La estrategia de Trump conjuga sin problema con la agenda fe­deralista: la demanda de control de los estados sobre las políticas del gobierno que, desde la Reconstrucción, se promovió por todo el sur con la intención de coartar programas federales que pudieran beneficiar a los afroamericanos. “Al separar a la autoridad local de la nacional, el federalismo estadounidense permitía a las comunidades locales invalidar a las mayorías nacionales en cuestiones básicas de ciudadanía —escribieron los politólogos Robert Lieberman y John Lapinski—. Incluso [y sobre todo] en partes del sur donde los negros eran mayoría.”

En términos políticos, Trump debe su victoria al proceso con­ tinuo de clasificación racial que empezó hace más de medio siglo, cuando los demócratas blancos del sur respondieron a la agenda de derechos civiles del presidente Johnson desertando de su partido para hacerse republicanos. Al pasar de los años, ese proceso transformó al GOP (Grand Old Party) en defensor de los privilegios de los blancos, en una organización ansiosa por proteger al país de las demandas de la gente de color. También transformó al sur en un enclave republicano seguro por generaciones.

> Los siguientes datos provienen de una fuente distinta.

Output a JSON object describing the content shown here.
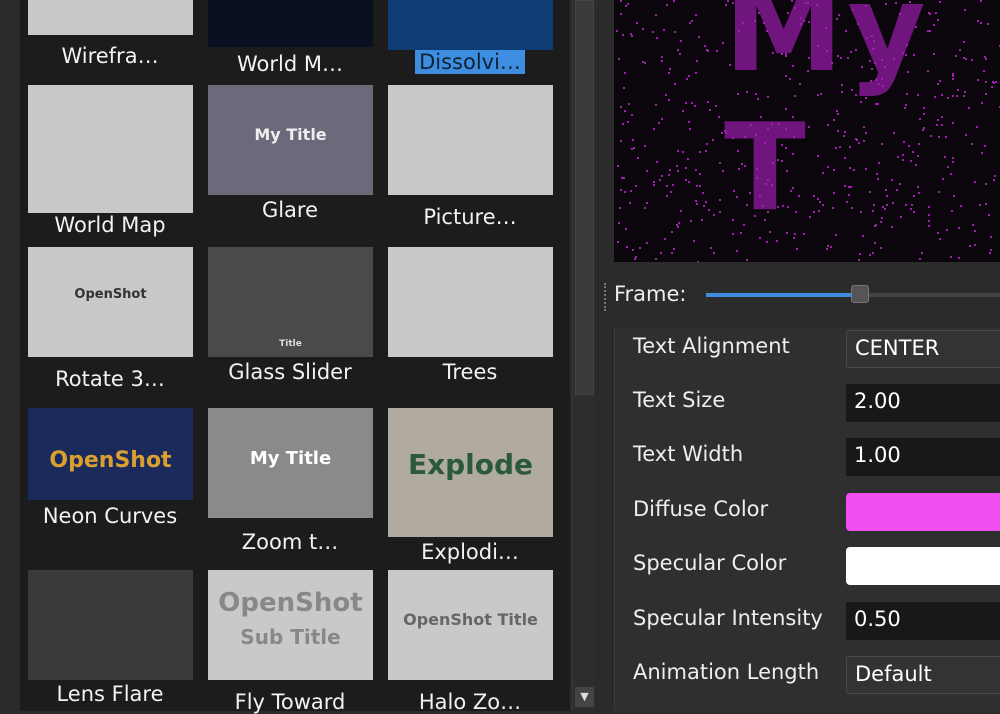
{
  "titles": [
    {
      "label": "Wirefra…",
      "bg": "#c9c9c9"
    },
    {
      "label": "World M…",
      "bg": "#0a1020"
    },
    {
      "label": "Dissolvi…",
      "bg": "#0d3d73",
      "selected": true
    },
    {
      "label": "World Map",
      "bg": "#c9c9c9"
    },
    {
      "label": "Glare",
      "bg": "#6a6a7a"
    },
    {
      "label": "Picture…",
      "bg": "#c9c9c9"
    },
    {
      "label": "Rotate 3…",
      "bg": "#c9c9c9"
    },
    {
      "label": "Glass Slider",
      "bg": "#4a4a4a"
    },
    {
      "label": "Trees",
      "bg": "#c9c9c9"
    },
    {
      "label": "Neon Curves",
      "bg": "#1a2a5a"
    },
    {
      "label": "Zoom t…",
      "bg": "#8a8a8a"
    },
    {
      "label": "Explodi…",
      "bg": "#b0aaa0"
    },
    {
      "label": "Lens Flare",
      "bg": "#3a3a3a"
    },
    {
      "label": "Fly Toward",
      "bg": "#c9c9c9"
    },
    {
      "label": "Halo Zo…",
      "bg": "#c9c9c9"
    }
  ],
  "thumb_text": {
    "glare": "My Title",
    "rotate": "OpenShot",
    "glass": "Title",
    "neon": "OpenShot",
    "zoom": "My Title",
    "explode": "Explode",
    "fly_main": "OpenShot",
    "fly_sub": "Sub Title",
    "halo": "OpenShot Title"
  },
  "preview": {
    "text": "My T"
  },
  "frame": {
    "label": "Frame:",
    "position": 0.5
  },
  "properties": [
    {
      "label": "Text Alignment",
      "value": "CENTER",
      "type": "combo"
    },
    {
      "label": "Text Size",
      "value": "2.00",
      "type": "number"
    },
    {
      "label": "Text Width",
      "value": "1.00",
      "type": "number"
    },
    {
      "label": "Diffuse Color",
      "value": "",
      "type": "color",
      "color": "#f050f0"
    },
    {
      "label": "Specular Color",
      "value": "",
      "type": "color",
      "color": "#ffffff"
    },
    {
      "label": "Specular Intensity",
      "value": "0.50",
      "type": "number"
    },
    {
      "label": "Animation Length",
      "value": "Default",
      "type": "combo"
    }
  ]
}
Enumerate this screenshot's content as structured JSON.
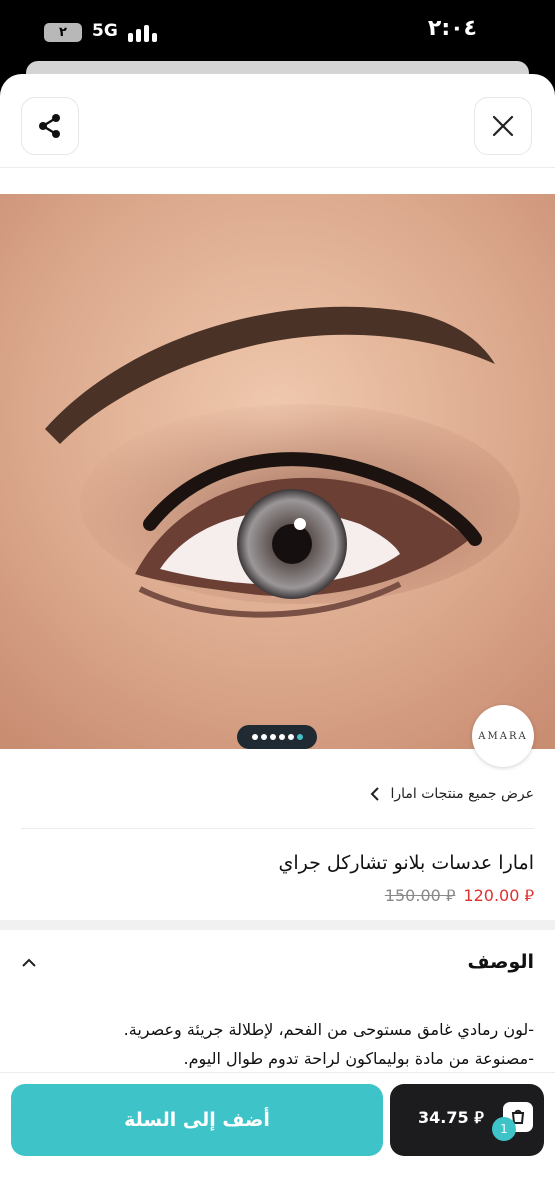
{
  "status_bar": {
    "time": "٢:٠٤",
    "battery_level": "٢",
    "network": "5G"
  },
  "product": {
    "brand_logo_text": "AMARA",
    "view_all_label": "عرض جميع منتجات امارا",
    "title": "امارا عدسات بلانو تشاركل جراي",
    "price_current": "120.00",
    "price_original": "150.00",
    "currency_symbol": "⃁",
    "gallery": {
      "total_images": 6,
      "active_index": 5
    }
  },
  "description": {
    "heading": "الوصف",
    "lines": [
      "-لون رمادي غامق مستوحى من الفحم، لإطلالة جريئة وعصرية.",
      "-مصنوعة من مادة بوليماكون لراحة تدوم طوال اليوم."
    ]
  },
  "footer": {
    "add_to_cart_label": "أضف إلى السلة",
    "cart_total": "34.75",
    "cart_count": "1"
  },
  "icons": {
    "share": "share-icon",
    "close": "close-icon",
    "back_chevron": "chevron-left-icon",
    "collapse": "chevron-up-icon",
    "cart": "shopping-bag-icon"
  },
  "colors": {
    "accent": "#3ec3c9",
    "sale_price": "#e03131",
    "cart_button": "#1c1c1e"
  }
}
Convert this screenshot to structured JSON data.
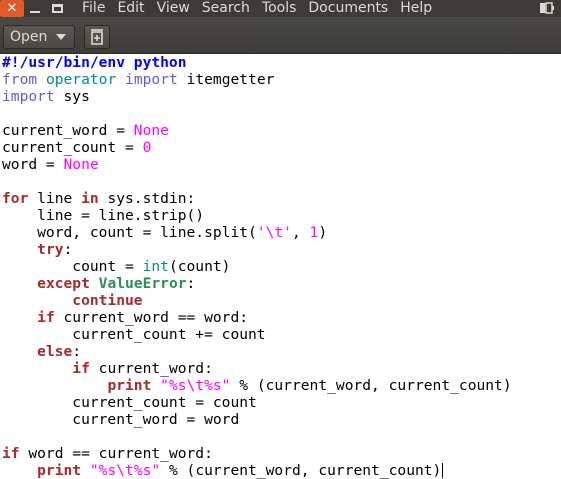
{
  "menubar": {
    "items": [
      "File",
      "Edit",
      "View",
      "Search",
      "Tools",
      "Documents",
      "Help"
    ],
    "icons": {
      "close": "close-icon",
      "minimize": "minimize-icon",
      "maximize": "maximize-icon",
      "tray": "battery-icon"
    }
  },
  "toolbar": {
    "open_label": "Open",
    "open_icon": "chevron-down-icon",
    "newdoc_icon": "new-document-icon"
  },
  "editor": {
    "lines": [
      [
        {
          "t": "#!/usr/bin/env python",
          "c": "pre"
        }
      ],
      [
        {
          "t": "from",
          "c": "mod"
        },
        {
          "t": " ",
          "c": "text"
        },
        {
          "t": "operator",
          "c": "builtin"
        },
        {
          "t": " ",
          "c": "text"
        },
        {
          "t": "import",
          "c": "mod"
        },
        {
          "t": " itemgetter",
          "c": "text"
        }
      ],
      [
        {
          "t": "import",
          "c": "mod"
        },
        {
          "t": " sys",
          "c": "text"
        }
      ],
      [
        {
          "t": "",
          "c": "text"
        }
      ],
      [
        {
          "t": "current_word = ",
          "c": "text"
        },
        {
          "t": "None",
          "c": "const"
        }
      ],
      [
        {
          "t": "current_count = ",
          "c": "text"
        },
        {
          "t": "0",
          "c": "const"
        }
      ],
      [
        {
          "t": "word = ",
          "c": "text"
        },
        {
          "t": "None",
          "c": "const"
        }
      ],
      [
        {
          "t": "",
          "c": "text"
        }
      ],
      [
        {
          "t": "for",
          "c": "kw"
        },
        {
          "t": " line ",
          "c": "text"
        },
        {
          "t": "in",
          "c": "kw"
        },
        {
          "t": " sys.stdin:",
          "c": "text"
        }
      ],
      [
        {
          "t": "    line = line.strip()",
          "c": "text"
        }
      ],
      [
        {
          "t": "    word, count = line.split(",
          "c": "text"
        },
        {
          "t": "'\\t'",
          "c": "str"
        },
        {
          "t": ", ",
          "c": "text"
        },
        {
          "t": "1",
          "c": "const"
        },
        {
          "t": ")",
          "c": "text"
        }
      ],
      [
        {
          "t": "    ",
          "c": "text"
        },
        {
          "t": "try",
          "c": "kw"
        },
        {
          "t": ":",
          "c": "text"
        }
      ],
      [
        {
          "t": "        count = ",
          "c": "text"
        },
        {
          "t": "int",
          "c": "builtin"
        },
        {
          "t": "(count)",
          "c": "text"
        }
      ],
      [
        {
          "t": "    ",
          "c": "text"
        },
        {
          "t": "except",
          "c": "kw"
        },
        {
          "t": " ",
          "c": "text"
        },
        {
          "t": "ValueError",
          "c": "exc"
        },
        {
          "t": ":",
          "c": "text"
        }
      ],
      [
        {
          "t": "        ",
          "c": "text"
        },
        {
          "t": "continue",
          "c": "kw"
        }
      ],
      [
        {
          "t": "    ",
          "c": "text"
        },
        {
          "t": "if",
          "c": "kw"
        },
        {
          "t": " current_word == word:",
          "c": "text"
        }
      ],
      [
        {
          "t": "        current_count += count",
          "c": "text"
        }
      ],
      [
        {
          "t": "    ",
          "c": "text"
        },
        {
          "t": "else",
          "c": "kw"
        },
        {
          "t": ":",
          "c": "text"
        }
      ],
      [
        {
          "t": "        ",
          "c": "text"
        },
        {
          "t": "if",
          "c": "kw"
        },
        {
          "t": " current_word:",
          "c": "text"
        }
      ],
      [
        {
          "t": "            ",
          "c": "text"
        },
        {
          "t": "print",
          "c": "kw"
        },
        {
          "t": " ",
          "c": "text"
        },
        {
          "t": "\"%s\\t%s\"",
          "c": "str"
        },
        {
          "t": " % (current_word, current_count)",
          "c": "text"
        }
      ],
      [
        {
          "t": "        current_count = count",
          "c": "text"
        }
      ],
      [
        {
          "t": "        current_word = word",
          "c": "text"
        }
      ],
      [
        {
          "t": "",
          "c": "text"
        }
      ],
      [
        {
          "t": "if",
          "c": "kw"
        },
        {
          "t": " word == current_word:",
          "c": "text"
        }
      ],
      [
        {
          "t": "    ",
          "c": "text"
        },
        {
          "t": "print",
          "c": "kw"
        },
        {
          "t": " ",
          "c": "text"
        },
        {
          "t": "\"%s\\t%s\"",
          "c": "str"
        },
        {
          "t": " % (current_word, current_count)",
          "c": "text"
        }
      ]
    ]
  }
}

1.  Las leyes Jim Crow empezaron a ser promulgadas principalmente en los esta­dos del sur, unos 17 años después de la Guerra de Secesión. Bajo el lema “separados pero iguales”, mantenían la segregación racial en las instalaciones públicas y su efec­ to se extendía a casi todos los ámbitos de la vida de los afroamericanos y otros grupos étnicos no blancos como desventajas legales y políticas, económicas, educativas y sociales. [N. del T.]

2  Demarcación entre los estados de Maryland, Pensilvania, Virginia Occidental y Delaware cuando eran colonias británicas y resucitada después de que Pensilvania empezara a abolir la esclavitud. En lenguaje popular la línea Mason-Dixon se usa como símbolo de una frontera cultural entre el norte y el sur de Estados Unidos. [N. del T.]